Сестра старого К. всегда мне говорила, что только сон до полуночи по-настоящему восстанавливает организм, а мать убеждала, что только то, что приснилось до полуночи, имеет силу пророчества. Долгое время я ложился спать рано, потому что мне нужно было хоть какое-нибудь знамение, на которое я мог бы опереться; пришло такое время, когда, только прикрывая голову одеялом и воображая, что я не живу, я чувствовал себя в безопасности, только успокаиваясь мыслью, что я уже мертвый, я погружался в этот сон. Но и во сне я убегал. Убегал от того самого дома.
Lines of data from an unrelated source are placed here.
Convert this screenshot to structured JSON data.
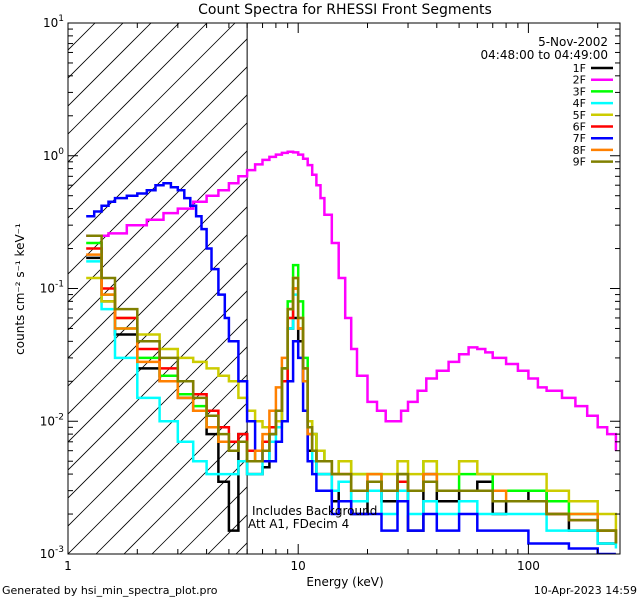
{
  "chart_data": {
    "type": "line",
    "title": "Count Spectra for RHESSI Front Segments",
    "xlabel": "Energy (keV)",
    "ylabel": "counts cm⁻² s⁻¹ keV⁻¹",
    "xscale": "log",
    "yscale": "log",
    "xlim": [
      1,
      250
    ],
    "ylim": [
      0.001,
      10
    ],
    "x_ticks": [
      {
        "value": 1,
        "label": "1"
      },
      {
        "value": 10,
        "label": "10"
      },
      {
        "value": 100,
        "label": "100"
      }
    ],
    "y_ticks": [
      {
        "value": 0.001,
        "base": "10",
        "exp": "-3"
      },
      {
        "value": 0.01,
        "base": "10",
        "exp": "-2"
      },
      {
        "value": 0.1,
        "base": "10",
        "exp": "-1"
      },
      {
        "value": 1,
        "base": "10",
        "exp": "0"
      },
      {
        "value": 10,
        "base": "10",
        "exp": "1"
      }
    ],
    "date": "5-Nov-2002",
    "time_range": "04:48:00 to 04:49:00",
    "hatched_region": {
      "from": 1,
      "to": 6
    },
    "annotations": [
      "Includes Background",
      "Att A1, FDecim 4"
    ],
    "footer_left": "Generated by hsi_min_spectra_plot.pro",
    "footer_right": "10-Apr-2023 14:59",
    "series": [
      {
        "name": "1F",
        "color": "#000000",
        "x": [
          1.2,
          1.4,
          1.6,
          2,
          2.5,
          3,
          3.5,
          4,
          4.5,
          5,
          5.5,
          6,
          6.5,
          7,
          7.5,
          8,
          8.5,
          9,
          9.5,
          10,
          10.5,
          11,
          11.5,
          12,
          13,
          14,
          15,
          17,
          20,
          23,
          27,
          30,
          35,
          40,
          50,
          60,
          70,
          80,
          100,
          120,
          150,
          200,
          240
        ],
        "y": [
          0.17,
          0.08,
          0.045,
          0.025,
          0.02,
          0.015,
          0.012,
          0.008,
          0.0035,
          0.0015,
          0.008,
          0.004,
          0.004,
          0.0045,
          0.008,
          0.01,
          0.02,
          0.05,
          0.06,
          0.04,
          0.02,
          0.006,
          0.008,
          0.004,
          0.004,
          0.0025,
          0.0035,
          0.002,
          0.0035,
          0.0025,
          0.0035,
          0.0015,
          0.004,
          0.0025,
          0.003,
          0.0035,
          0.002,
          0.0025,
          0.003,
          0.002,
          0.0015,
          0.0012,
          0.0012
        ]
      },
      {
        "name": "2F",
        "color": "#ff00ff",
        "x": [
          1.2,
          1.5,
          1.8,
          2.2,
          2.6,
          3,
          3.5,
          4,
          4.5,
          5,
          5.5,
          6,
          6.5,
          7,
          7.5,
          8,
          8.5,
          9,
          9.5,
          10,
          10.5,
          11,
          11.5,
          12,
          12.5,
          13,
          14,
          15,
          16,
          17,
          18,
          20,
          22,
          24,
          26,
          28,
          30,
          33,
          36,
          40,
          45,
          50,
          55,
          60,
          65,
          70,
          80,
          90,
          100,
          110,
          120,
          140,
          160,
          180,
          200,
          220,
          240
        ],
        "y": [
          0.25,
          0.26,
          0.3,
          0.33,
          0.37,
          0.4,
          0.45,
          0.5,
          0.55,
          0.62,
          0.7,
          0.78,
          0.86,
          0.93,
          0.98,
          1.02,
          1.05,
          1.07,
          1.06,
          1.02,
          0.95,
          0.85,
          0.72,
          0.6,
          0.48,
          0.36,
          0.22,
          0.12,
          0.06,
          0.035,
          0.022,
          0.014,
          0.012,
          0.01,
          0.01,
          0.012,
          0.014,
          0.017,
          0.021,
          0.024,
          0.028,
          0.032,
          0.036,
          0.035,
          0.033,
          0.03,
          0.027,
          0.024,
          0.021,
          0.018,
          0.017,
          0.015,
          0.013,
          0.011,
          0.009,
          0.008,
          0.006
        ]
      },
      {
        "name": "3F",
        "color": "#00ff00",
        "x": [
          1.2,
          1.4,
          1.6,
          2,
          2.5,
          3,
          3.5,
          4,
          4.5,
          5,
          5.5,
          6,
          6.5,
          7,
          7.5,
          8,
          8.5,
          9,
          9.5,
          10,
          10.5,
          11,
          11.5,
          12,
          13,
          14,
          15,
          17,
          20,
          23,
          27,
          30,
          35,
          40,
          50,
          60,
          70,
          80,
          100,
          120,
          150,
          200,
          240
        ],
        "y": [
          0.22,
          0.09,
          0.05,
          0.03,
          0.022,
          0.016,
          0.013,
          0.009,
          0.007,
          0.006,
          0.007,
          0.005,
          0.006,
          0.007,
          0.009,
          0.012,
          0.025,
          0.08,
          0.15,
          0.08,
          0.03,
          0.01,
          0.008,
          0.006,
          0.005,
          0.004,
          0.005,
          0.004,
          0.004,
          0.003,
          0.004,
          0.003,
          0.005,
          0.003,
          0.004,
          0.004,
          0.003,
          0.003,
          0.003,
          0.0025,
          0.002,
          0.0015,
          0.0012
        ]
      },
      {
        "name": "4F",
        "color": "#00ffff",
        "x": [
          1.2,
          1.4,
          1.6,
          2,
          2.5,
          3,
          3.5,
          4,
          4.5,
          5,
          5.5,
          6,
          6.5,
          7,
          7.5,
          8,
          8.5,
          9,
          9.5,
          10,
          10.5,
          11,
          11.5,
          12,
          13,
          14,
          15,
          17,
          20,
          23,
          27,
          30,
          35,
          40,
          50,
          60,
          70,
          80,
          100,
          120,
          150,
          200,
          240
        ],
        "y": [
          0.16,
          0.07,
          0.03,
          0.015,
          0.01,
          0.007,
          0.005,
          0.004,
          0.004,
          0.004,
          0.005,
          0.004,
          0.004,
          0.005,
          0.007,
          0.009,
          0.02,
          0.05,
          0.09,
          0.05,
          0.02,
          0.008,
          0.005,
          0.004,
          0.004,
          0.003,
          0.0035,
          0.0025,
          0.003,
          0.002,
          0.003,
          0.002,
          0.0025,
          0.002,
          0.0025,
          0.002,
          0.002,
          0.002,
          0.002,
          0.0015,
          0.0015,
          0.0012,
          0.0011
        ]
      },
      {
        "name": "5F",
        "color": "#cccc00",
        "x": [
          1.2,
          1.4,
          1.6,
          2,
          2.5,
          3,
          3.5,
          4,
          4.5,
          5,
          5.5,
          6,
          6.5,
          7,
          7.5,
          8,
          8.5,
          9,
          9.5,
          10,
          10.5,
          11,
          11.5,
          12,
          13,
          14,
          15,
          17,
          20,
          23,
          27,
          30,
          35,
          40,
          50,
          60,
          70,
          80,
          100,
          120,
          150,
          200,
          240
        ],
        "y": [
          0.12,
          0.08,
          0.06,
          0.045,
          0.035,
          0.03,
          0.028,
          0.025,
          0.022,
          0.02,
          0.015,
          0.012,
          0.01,
          0.009,
          0.009,
          0.01,
          0.02,
          0.06,
          0.12,
          0.06,
          0.025,
          0.01,
          0.008,
          0.006,
          0.005,
          0.004,
          0.005,
          0.004,
          0.004,
          0.004,
          0.005,
          0.004,
          0.005,
          0.004,
          0.005,
          0.004,
          0.004,
          0.004,
          0.004,
          0.003,
          0.0025,
          0.002,
          0.0015
        ]
      },
      {
        "name": "6F",
        "color": "#ff0000",
        "x": [
          1.2,
          1.4,
          1.6,
          2,
          2.5,
          3,
          3.5,
          4,
          4.5,
          5,
          5.5,
          6,
          6.5,
          7,
          7.5,
          8,
          8.5,
          9,
          9.5,
          10,
          10.5,
          11,
          11.5,
          12,
          13,
          14,
          15,
          17,
          20,
          23,
          27,
          30,
          35,
          40,
          50,
          60,
          70,
          80,
          100,
          120,
          150,
          200,
          240
        ],
        "y": [
          0.2,
          0.1,
          0.06,
          0.035,
          0.025,
          0.02,
          0.016,
          0.012,
          0.009,
          0.007,
          0.008,
          0.006,
          0.006,
          0.007,
          0.009,
          0.012,
          0.02,
          0.06,
          0.1,
          0.05,
          0.02,
          0.008,
          0.006,
          0.005,
          0.005,
          0.004,
          0.004,
          0.003,
          0.0035,
          0.003,
          0.0035,
          0.003,
          0.0035,
          0.003,
          0.003,
          0.003,
          0.0025,
          0.0025,
          0.0025,
          0.002,
          0.0018,
          0.0015,
          0.0012
        ]
      },
      {
        "name": "7F",
        "color": "#0000ff",
        "x": [
          1.2,
          1.3,
          1.4,
          1.5,
          1.6,
          1.8,
          2,
          2.2,
          2.4,
          2.6,
          2.8,
          3,
          3.2,
          3.4,
          3.6,
          3.8,
          4,
          4.2,
          4.5,
          4.8,
          5,
          5.5,
          6,
          6.5,
          7,
          7.5,
          8,
          8.5,
          9,
          9.5,
          10,
          10.5,
          11,
          11.5,
          12,
          13,
          14,
          15,
          17,
          20,
          23,
          27,
          30,
          35,
          40,
          50,
          60,
          70,
          80,
          100,
          120,
          150,
          200,
          240
        ],
        "y": [
          0.35,
          0.38,
          0.42,
          0.45,
          0.48,
          0.5,
          0.52,
          0.55,
          0.6,
          0.62,
          0.58,
          0.55,
          0.48,
          0.42,
          0.35,
          0.28,
          0.2,
          0.14,
          0.09,
          0.06,
          0.04,
          0.02,
          0.01,
          0.006,
          0.005,
          0.005,
          0.007,
          0.01,
          0.02,
          0.04,
          0.03,
          0.012,
          0.005,
          0.004,
          0.003,
          0.003,
          0.002,
          0.0025,
          0.002,
          0.002,
          0.0015,
          0.0025,
          0.0015,
          0.002,
          0.0015,
          0.002,
          0.0015,
          0.0015,
          0.0015,
          0.0012,
          0.0012,
          0.0011,
          0.001,
          0.001
        ]
      },
      {
        "name": "8F",
        "color": "#ff8000",
        "x": [
          1.2,
          1.4,
          1.6,
          2,
          2.5,
          3,
          3.5,
          4,
          4.5,
          5,
          5.5,
          6,
          6.5,
          7,
          7.5,
          8,
          8.5,
          9,
          9.5,
          10,
          10.5,
          11,
          11.5,
          12,
          13,
          14,
          15,
          17,
          20,
          23,
          27,
          30,
          35,
          40,
          50,
          60,
          70,
          80,
          100,
          120,
          150,
          200,
          240
        ],
        "y": [
          0.18,
          0.09,
          0.05,
          0.028,
          0.02,
          0.015,
          0.012,
          0.009,
          0.007,
          0.006,
          0.007,
          0.005,
          0.006,
          0.008,
          0.012,
          0.018,
          0.03,
          0.07,
          0.1,
          0.05,
          0.02,
          0.008,
          0.006,
          0.005,
          0.005,
          0.004,
          0.004,
          0.003,
          0.004,
          0.003,
          0.004,
          0.003,
          0.004,
          0.003,
          0.003,
          0.003,
          0.003,
          0.0025,
          0.0025,
          0.002,
          0.002,
          0.0015,
          0.0012
        ]
      },
      {
        "name": "9F",
        "color": "#808000",
        "x": [
          1.2,
          1.4,
          1.6,
          2,
          2.5,
          3,
          3.5,
          4,
          4.5,
          5,
          5.5,
          6,
          6.5,
          7,
          7.5,
          8,
          8.5,
          9,
          9.5,
          10,
          10.5,
          11,
          11.5,
          12,
          13,
          14,
          15,
          17,
          20,
          23,
          27,
          30,
          35,
          40,
          50,
          60,
          70,
          80,
          100,
          120,
          150,
          200,
          240
        ],
        "y": [
          0.25,
          0.12,
          0.07,
          0.04,
          0.03,
          0.02,
          0.015,
          0.011,
          0.008,
          0.006,
          0.007,
          0.005,
          0.005,
          0.006,
          0.008,
          0.012,
          0.025,
          0.07,
          0.12,
          0.06,
          0.025,
          0.009,
          0.006,
          0.005,
          0.005,
          0.004,
          0.004,
          0.003,
          0.0035,
          0.003,
          0.004,
          0.003,
          0.0035,
          0.003,
          0.003,
          0.003,
          0.0025,
          0.0025,
          0.0025,
          0.002,
          0.0018,
          0.0015,
          0.0012
        ]
      }
    ]
  }
}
Я убегал, с кукишами в карманах, с обручальными кольцами на пальцах, убегал с детьми на руках, убегал в свадебных ботинках и в калошах, по снегам и по лужам, через лопухи и потоки, с душой в пятках, с сердцем в горле, с Богом в бутербродах, убегал с волосами, развевающимися по ветру, я убегал под защиту ветра, подставляя себя ветру в бегствах, в загсах и в судах, на земле и под землей, в гостиницах и на туристических стоянках, на кроватях и на матрацах, в общежитиях и в панельных домах, в приютах и в объятиях, в чужих красотах, в чужих нежностях, в привыканиях к чужому, я убегал беспомощно, бессознательно, безнадежно, убегал к духам бездомным, к грехам мимолетным, к дрейфам свободным, убегал без целей, без билетов, без прав, убегал во все стороны одновременно.